This 8–cent issue was the first United States stamp intended for airmail use issued without an airmail biplane as the central design. The central design of the deep green/dark green 8–cent airmail stamp is a mail plane radiator with a propeller horizontally attached. A letter dated July 28, 1923, from the Post Office Department’s superintendent of the Division of Stamps stated that the intended color was olive green.
Referring to a photograph of a DeHavilland biplane, C. A. Huston designed the stamp. H. Dawson and E. M. Weeks did the engraving. Approved on August 1, 1923, the design was put into press production on August 13, 1923.
Four plate numbers were used (14824–14827) for this design. The plate numbers appear eight times on each four hundred-subject sheet adjacent to the fifth stamp from each outside corner so that each pane of one hundred stamps has two plate number blocks of six.
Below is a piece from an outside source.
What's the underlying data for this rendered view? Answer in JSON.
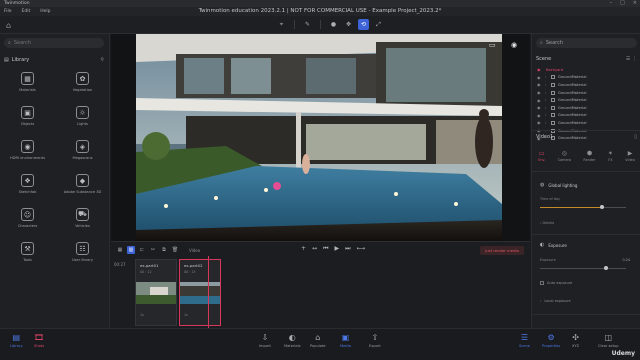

The 8-cent stamps were first issued at the Post Office Department’s Philatelic Agency in Washington, D.C., on August 15, 1923, during the American Philatelic Society Convention. However, the distribution to other post offices was delayed until August 24, 1923, with instructions to the postmasters that they would be instructed to place them on sale at a later date. The sale of the stamps to the general public began on June 16, 1924, just ten days before the inauguration of the Transcontinental Air Mail Route.
This stamp was good for payment of airmail postage on an item of one ounce or less across any one zone of the Transcontinental Air Mail Route eastbound or westbound (New York–Chicago, Chicago–Cheyenne, Cheyenne–San Francisco).